Traditional Convolutional Neural Networks (CNNs) typically use the same activation function (usually ReLU) for all neurons with non-linear mapping operations. For example, the deep convolutional architecture Inception-v4 uses ReLU. To improve the classification performance of traditional CNNs, a new "Multi-function Convolutional Neural Network" (MCNN) is created by using different activation functions for different neurons. For $n$ neurons and $m$ different activation functions, there are a total of $m^n-m$ MCNNs and only $m$ traditional CNNs. Therefore, the best model is very likely to be chosen from MCNNs because there are $m^n-2m$ more MCNNs than traditional CNNs. For performance analysis, two different datasets for two applications (classifying handwritten digits from the MNIST database and classifying brain MRI images into one of the four stages of Alzheimer's disease (AD)) are used. For both applications, an activation function is randomly selected for each layer of a MCNN. For the AD diagnosis application, MCNNs using a newly created multi-function Inception-v4 architecture are constructed.
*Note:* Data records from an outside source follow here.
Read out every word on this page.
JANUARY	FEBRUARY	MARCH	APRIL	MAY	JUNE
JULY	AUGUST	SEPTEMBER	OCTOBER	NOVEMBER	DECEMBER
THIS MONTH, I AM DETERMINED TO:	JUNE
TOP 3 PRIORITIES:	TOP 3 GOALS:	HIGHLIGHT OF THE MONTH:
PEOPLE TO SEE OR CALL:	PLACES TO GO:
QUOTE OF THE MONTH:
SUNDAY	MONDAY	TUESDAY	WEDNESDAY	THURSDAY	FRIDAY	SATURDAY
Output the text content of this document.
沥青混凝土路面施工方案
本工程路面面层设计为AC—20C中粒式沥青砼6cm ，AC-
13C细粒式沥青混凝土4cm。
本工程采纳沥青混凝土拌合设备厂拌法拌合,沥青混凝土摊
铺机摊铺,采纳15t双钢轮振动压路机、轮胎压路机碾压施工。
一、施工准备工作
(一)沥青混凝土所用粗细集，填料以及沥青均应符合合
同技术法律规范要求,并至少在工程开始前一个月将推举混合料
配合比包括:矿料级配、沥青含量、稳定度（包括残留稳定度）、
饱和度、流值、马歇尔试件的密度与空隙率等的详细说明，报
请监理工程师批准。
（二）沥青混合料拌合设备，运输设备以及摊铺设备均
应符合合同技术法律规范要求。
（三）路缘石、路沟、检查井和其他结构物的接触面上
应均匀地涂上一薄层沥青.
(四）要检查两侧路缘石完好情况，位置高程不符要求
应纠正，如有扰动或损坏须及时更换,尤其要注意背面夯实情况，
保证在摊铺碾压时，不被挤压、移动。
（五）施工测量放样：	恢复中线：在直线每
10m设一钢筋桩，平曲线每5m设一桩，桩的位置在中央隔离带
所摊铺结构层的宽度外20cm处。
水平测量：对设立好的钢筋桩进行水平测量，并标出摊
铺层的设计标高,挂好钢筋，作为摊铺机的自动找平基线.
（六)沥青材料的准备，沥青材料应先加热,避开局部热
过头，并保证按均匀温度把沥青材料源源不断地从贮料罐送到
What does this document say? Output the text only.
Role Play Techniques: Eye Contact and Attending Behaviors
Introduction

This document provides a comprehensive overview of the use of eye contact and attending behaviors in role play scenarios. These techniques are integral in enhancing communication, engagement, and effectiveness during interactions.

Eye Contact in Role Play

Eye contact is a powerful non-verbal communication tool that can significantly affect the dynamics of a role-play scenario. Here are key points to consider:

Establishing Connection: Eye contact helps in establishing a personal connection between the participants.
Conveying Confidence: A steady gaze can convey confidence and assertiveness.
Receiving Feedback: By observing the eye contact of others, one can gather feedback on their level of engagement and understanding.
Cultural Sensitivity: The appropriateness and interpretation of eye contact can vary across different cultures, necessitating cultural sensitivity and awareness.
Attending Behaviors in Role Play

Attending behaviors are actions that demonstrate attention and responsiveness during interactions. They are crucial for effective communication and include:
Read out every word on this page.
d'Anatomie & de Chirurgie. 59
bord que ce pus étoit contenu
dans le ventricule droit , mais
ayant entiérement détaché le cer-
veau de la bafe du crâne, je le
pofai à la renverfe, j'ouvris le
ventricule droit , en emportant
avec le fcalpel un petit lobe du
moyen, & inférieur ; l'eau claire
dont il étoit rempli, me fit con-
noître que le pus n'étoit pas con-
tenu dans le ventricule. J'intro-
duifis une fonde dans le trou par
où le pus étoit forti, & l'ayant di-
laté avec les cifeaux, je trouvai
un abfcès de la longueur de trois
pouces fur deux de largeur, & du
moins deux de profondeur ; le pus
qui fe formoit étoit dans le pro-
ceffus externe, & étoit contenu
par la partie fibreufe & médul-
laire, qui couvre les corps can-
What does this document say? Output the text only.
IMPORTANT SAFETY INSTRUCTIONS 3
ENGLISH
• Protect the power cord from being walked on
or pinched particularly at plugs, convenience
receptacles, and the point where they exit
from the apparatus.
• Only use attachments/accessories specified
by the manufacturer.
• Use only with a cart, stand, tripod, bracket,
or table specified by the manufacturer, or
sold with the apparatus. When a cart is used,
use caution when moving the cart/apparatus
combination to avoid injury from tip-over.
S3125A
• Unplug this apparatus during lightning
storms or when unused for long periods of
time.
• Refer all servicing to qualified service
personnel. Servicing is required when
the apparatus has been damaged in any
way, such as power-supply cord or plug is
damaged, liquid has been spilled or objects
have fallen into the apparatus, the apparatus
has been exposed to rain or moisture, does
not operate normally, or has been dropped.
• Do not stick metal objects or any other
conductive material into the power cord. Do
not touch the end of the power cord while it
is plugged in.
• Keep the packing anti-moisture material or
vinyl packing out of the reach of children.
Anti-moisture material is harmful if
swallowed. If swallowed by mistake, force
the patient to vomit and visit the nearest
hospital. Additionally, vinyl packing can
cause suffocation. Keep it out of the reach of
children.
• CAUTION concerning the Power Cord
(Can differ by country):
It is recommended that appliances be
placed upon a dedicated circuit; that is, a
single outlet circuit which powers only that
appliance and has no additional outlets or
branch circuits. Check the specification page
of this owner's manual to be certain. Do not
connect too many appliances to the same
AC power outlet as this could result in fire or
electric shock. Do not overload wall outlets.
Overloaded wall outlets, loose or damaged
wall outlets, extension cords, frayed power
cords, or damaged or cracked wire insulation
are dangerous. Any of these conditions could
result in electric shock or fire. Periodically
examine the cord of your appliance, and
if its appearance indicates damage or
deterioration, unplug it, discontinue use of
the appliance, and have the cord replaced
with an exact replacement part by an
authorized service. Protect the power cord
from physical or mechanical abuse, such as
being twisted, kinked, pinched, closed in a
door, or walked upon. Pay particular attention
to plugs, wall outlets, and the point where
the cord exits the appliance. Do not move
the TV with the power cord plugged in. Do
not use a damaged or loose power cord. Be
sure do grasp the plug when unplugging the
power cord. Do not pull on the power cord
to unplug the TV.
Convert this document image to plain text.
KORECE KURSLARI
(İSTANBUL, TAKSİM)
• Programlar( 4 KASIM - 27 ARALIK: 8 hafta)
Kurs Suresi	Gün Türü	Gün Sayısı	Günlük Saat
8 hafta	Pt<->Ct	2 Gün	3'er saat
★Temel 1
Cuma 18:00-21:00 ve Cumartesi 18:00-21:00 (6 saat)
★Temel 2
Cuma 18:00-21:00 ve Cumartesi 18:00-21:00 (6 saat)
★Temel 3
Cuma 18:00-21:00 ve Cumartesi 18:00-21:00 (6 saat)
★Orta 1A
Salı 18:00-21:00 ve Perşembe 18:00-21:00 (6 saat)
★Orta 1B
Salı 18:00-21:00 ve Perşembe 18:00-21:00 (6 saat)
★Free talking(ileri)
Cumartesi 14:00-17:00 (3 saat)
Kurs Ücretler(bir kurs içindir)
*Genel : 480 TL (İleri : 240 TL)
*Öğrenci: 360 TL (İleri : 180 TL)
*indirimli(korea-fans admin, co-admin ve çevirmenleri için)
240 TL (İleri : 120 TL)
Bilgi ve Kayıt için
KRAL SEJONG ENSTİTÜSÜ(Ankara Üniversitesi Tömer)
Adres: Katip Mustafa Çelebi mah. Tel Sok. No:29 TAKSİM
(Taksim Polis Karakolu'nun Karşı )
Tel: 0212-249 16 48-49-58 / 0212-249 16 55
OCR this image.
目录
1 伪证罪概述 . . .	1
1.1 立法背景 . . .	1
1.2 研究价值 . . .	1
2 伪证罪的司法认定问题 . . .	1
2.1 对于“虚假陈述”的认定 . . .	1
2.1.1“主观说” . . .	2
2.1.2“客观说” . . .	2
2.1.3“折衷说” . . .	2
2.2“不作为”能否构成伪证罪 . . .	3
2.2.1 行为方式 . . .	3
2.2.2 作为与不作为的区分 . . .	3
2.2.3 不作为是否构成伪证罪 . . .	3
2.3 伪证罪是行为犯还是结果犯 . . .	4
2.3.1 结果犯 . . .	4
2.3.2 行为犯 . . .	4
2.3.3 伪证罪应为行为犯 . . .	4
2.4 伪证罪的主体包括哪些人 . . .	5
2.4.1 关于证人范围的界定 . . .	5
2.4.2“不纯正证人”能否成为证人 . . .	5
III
Overall, simulations show that MCNNs can outperform traditional CNNs in terms of multi-class classification accuracy for both applications. An important future research work will be to efficiently select the best MCNN from $m^n-m$ candidate MCNNs. Current CNN software only provides users with partial functionality of MCNNs since different layers can use different activation functions but not individual neurons in the same layer. Thus, modifying current CNN software systems such as ResNets, DenseNets, and Dual Path Networks by using multiple activation functions and developing more effective and faster MCNN software systems and tools would be very useful to solve difficult practical image classification problems.